Ruhang, Xu, Zixin, Song, Qingfeng, Tang, Zhuangzhuang, Yu
Journal of cleaner production 2018 v.204 pp. 409-424
electricity, energy costs, issues and policy, markets, power generation, solar energy, wholesale marketing, wind, wind power, China
The renewable energies of China have been through a fast-developing process for about ten years. But they suffer from curtailment in recent years, especially for wind and photovoltaic. China started a new power market reform in 2015, featured by the establishment of electricity wholesale market. Whether the deregulated power market will help renewable energy penetration has become a hot topic.
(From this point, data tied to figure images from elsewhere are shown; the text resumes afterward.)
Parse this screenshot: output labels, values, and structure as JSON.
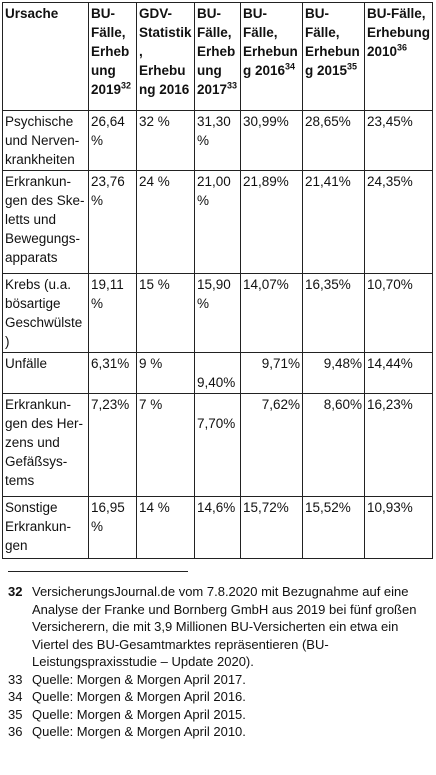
{
  "table": {
    "headers": [
      [
        "Ursache"
      ],
      [
        "BU-Fälle, Erhebung 2019",
        "32"
      ],
      [
        "GDV-Statistik, Erhebung 2016"
      ],
      [
        "BU-Fälle, Erhebung 2017",
        "33"
      ],
      [
        "BU-Fälle, Erhebung 2016",
        "34"
      ],
      [
        "BU-Fälle, Erhebung 2015",
        "35"
      ],
      [
        "BU-Fälle, Erhebung 2010",
        "36"
      ]
    ],
    "rows": [
      {
        "cause": "Psychische und Nerven-krankheiten",
        "values": [
          "26,64%",
          "32 %",
          "31,30 %",
          "30,99%",
          "28,65%",
          "23,45%"
        ]
      },
      {
        "cause": "Erkrankun-gen des Ske-letts und Bewegungs-apparats",
        "values": [
          "23,76%",
          "24 %",
          "21,00 %",
          "21,89%",
          "21,41%",
          "24,35%"
        ]
      },
      {
        "cause": "Krebs (u.a. bösartige Geschwülste)",
        "values": [
          "19,11%",
          "15 %",
          "15,90 %",
          "14,07%",
          "16,35%",
          "10,70%"
        ]
      },
      {
        "cause": "Unfälle",
        "values": [
          "6,31%",
          "9 %",
          "9,40%",
          "9,71%",
          "9,48%",
          "14,44%"
        ]
      },
      {
        "cause": "Erkrankun-gen des Her-zens und Gefäßsys-tems",
        "values": [
          "7,23%",
          "7 %",
          "7,70%",
          "7,62%",
          "8,60%",
          "16,23%"
        ]
      },
      {
        "cause": "Sonstige Erkrankun-gen",
        "values": [
          "16,95%",
          "14 %",
          "14,6%",
          "15,72%",
          "15,52%",
          "10,93%"
        ]
      }
    ]
  },
  "footnotes": [
    {
      "num": "32",
      "text": "VersicherungsJournal.de vom 7.8.2020 mit Bezugnahme auf eine Analyse der Franke und Bornberg GmbH aus 2019 bei fünf großen Versicherern, die mit 3,9 Millionen BU-Versicherten ein etwa ein Viertel des BU-Gesamtmarktes repräsentieren (BU-Leistungspraxisstudie – Update 2020)."
    },
    {
      "num": "33",
      "text": "Quelle: Morgen & Morgen April 2017."
    },
    {
      "num": "34",
      "text": "Quelle: Morgen & Morgen April 2016."
    },
    {
      "num": "35",
      "text": "Quelle: Morgen & Morgen April 2015."
    },
    {
      "num": "36",
      "text": "Quelle: Morgen & Morgen April 2010."
    }
  ]
}
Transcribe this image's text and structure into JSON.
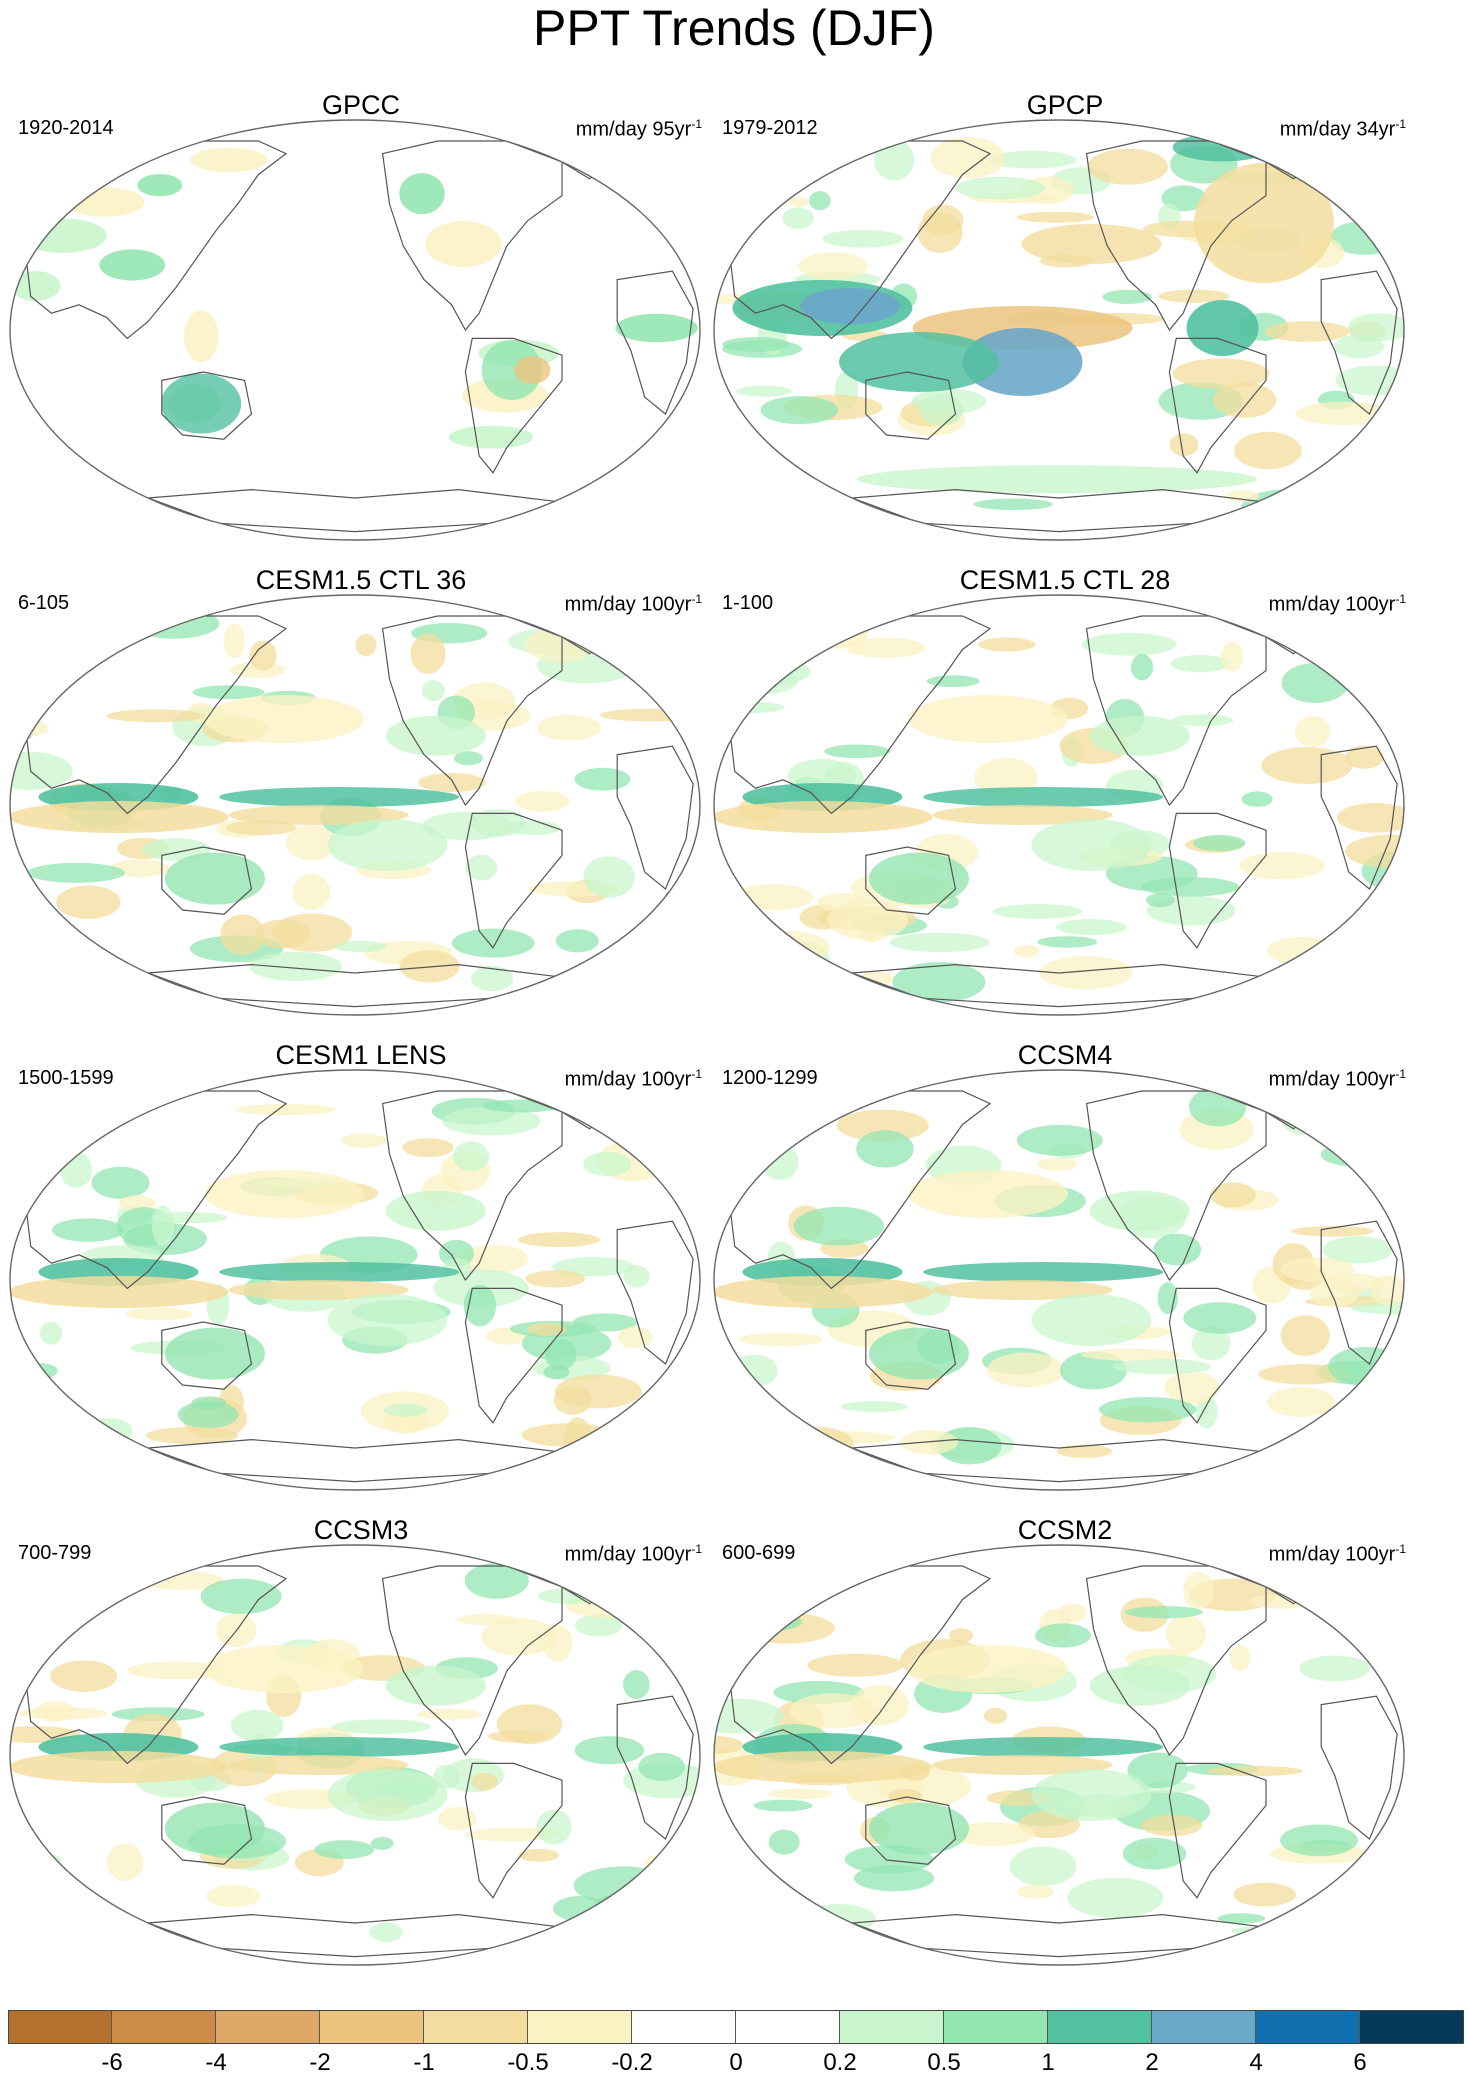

This paper aims to review the cost and marketability of renewable energy before and after power market reform in China so as to provide suggestions and inspirations for the field. A review approach based on literature classification and analysis of selected studies is utilized for argumentative review. The main work of this paper is as follows. 1) Generation and integration costs of renewable energy are analyzed through empirical data and comparison. 2) Current cost allocation of power generation in China is analyzed. 3) The marketability of renewable energy is discussed. 4) This paper comes with a conclusion that the major obstacles for renewable energy marketability lie in the non-independence of the system operator, the faultiness of the market mechanism (thus the distortion of cost allocation) and the history problem of the power structure. 5) A market-premium-like regime is suggested for relieving these obstacles. The conclusions and suggestions can be helpful for further research and policy making.